Présenté comme un des précurseurs du « poliziotteschi », Société anonyme anti-crime rappelle aussi que la question des milices, notamment formées par des groupes policiers, ne date pas de Magnum force. Cette justice parallèle, qu’on retrouvera également dans toute la vague des « vigilante », est le thème de ce polar italien qui n’a pas encore le ton démesuré de son genre encore en gestation. On est ici davantage dans une ambiance très réaliste servie par une enquête menée par un commissaire respectueux des règles fixées par la justice même s’il les trouve peu en phase avec le contexte social et politique du pays. Steno, par ailleurs, multiplie suffisamment les points de vue pour souligner que le débat est bien plus complexe que certains voulaient bien le dire à l’époque. Policiers, procureur, journalistes, truands, politiques, milice forment autant de points de vue que de nuances. C’est bien vu même si, pris isolément, chaque point de vue est très caricatural.

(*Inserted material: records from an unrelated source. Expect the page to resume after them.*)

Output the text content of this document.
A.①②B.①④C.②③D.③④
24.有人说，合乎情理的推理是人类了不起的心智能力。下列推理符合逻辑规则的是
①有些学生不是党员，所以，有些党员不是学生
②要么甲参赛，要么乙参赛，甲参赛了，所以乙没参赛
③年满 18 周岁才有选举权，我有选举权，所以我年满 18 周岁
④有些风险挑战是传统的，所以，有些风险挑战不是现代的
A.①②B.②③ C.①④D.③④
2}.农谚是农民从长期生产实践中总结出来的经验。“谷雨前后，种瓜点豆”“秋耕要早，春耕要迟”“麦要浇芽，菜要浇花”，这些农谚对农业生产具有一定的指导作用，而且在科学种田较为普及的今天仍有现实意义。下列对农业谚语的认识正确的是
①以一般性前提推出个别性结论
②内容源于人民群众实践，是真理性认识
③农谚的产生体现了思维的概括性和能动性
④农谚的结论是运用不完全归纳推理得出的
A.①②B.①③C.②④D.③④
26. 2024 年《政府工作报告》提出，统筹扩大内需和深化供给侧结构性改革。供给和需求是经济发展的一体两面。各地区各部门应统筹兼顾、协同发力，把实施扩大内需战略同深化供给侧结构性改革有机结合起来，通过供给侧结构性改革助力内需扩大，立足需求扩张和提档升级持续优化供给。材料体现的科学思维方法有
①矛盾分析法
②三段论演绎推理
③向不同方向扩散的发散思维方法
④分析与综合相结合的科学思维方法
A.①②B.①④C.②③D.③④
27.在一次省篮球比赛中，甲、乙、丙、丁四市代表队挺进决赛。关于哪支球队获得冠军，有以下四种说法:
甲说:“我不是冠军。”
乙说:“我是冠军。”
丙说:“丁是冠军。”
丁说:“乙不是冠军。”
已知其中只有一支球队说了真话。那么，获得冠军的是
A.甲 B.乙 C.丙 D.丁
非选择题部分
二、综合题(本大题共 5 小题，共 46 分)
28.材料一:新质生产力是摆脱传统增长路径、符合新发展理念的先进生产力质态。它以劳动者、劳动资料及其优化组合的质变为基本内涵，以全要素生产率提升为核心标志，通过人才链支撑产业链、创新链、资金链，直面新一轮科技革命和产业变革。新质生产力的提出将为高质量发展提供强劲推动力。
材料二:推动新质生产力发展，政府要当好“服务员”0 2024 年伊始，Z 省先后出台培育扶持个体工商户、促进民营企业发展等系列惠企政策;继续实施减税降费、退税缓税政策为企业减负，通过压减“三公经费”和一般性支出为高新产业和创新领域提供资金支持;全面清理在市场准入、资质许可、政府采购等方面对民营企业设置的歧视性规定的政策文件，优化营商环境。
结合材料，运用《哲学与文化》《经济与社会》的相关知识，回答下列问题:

Film politique autant que policier, Société anonyme anti-crime ne sacrifie pas son intrigue à l’action. Et c’est peut-être regrettable que le film ne soit pas plus nerveux. Bavard, il expose bien les situations mais souffre d’un didactisme souvent maladroit. Ainsi lorsque le commissaire trimbale en bus les journalistes pour leur expliquer le fonctionnement de la rue et de ses pouvoirs, le trait manque franchement de finesse. Trop démonstratif par endroits, le film perd ainsi de son efficacité. C’est le point faible évident du film dans toute sa première partie et dans son final. Ce qui est raconté est vraiment intéressant mais ce n’est pas toujours bien amené.
Voilà un film qui multiplie les paradoxes. S’il évite certaines outrances intrinsèques au genre, ce « poliziotteschi » se perd trop souvent dans le bavardage. Le propos, même s’il est parfois caricatural, est plutôt riche et annonce de nombreuses thématiques qu'on retrouvera aussi bien dans le cinéma européen qu'américain. Les quelques scènes d’action sont bien menées avec deux sympathiques poursuites en voiture et en moto. Porté par une musique bien inspirée, il lui manque sûrement quelques scènes fortes pour emporter totalement l’adhésion. Pas mal mais pas plus.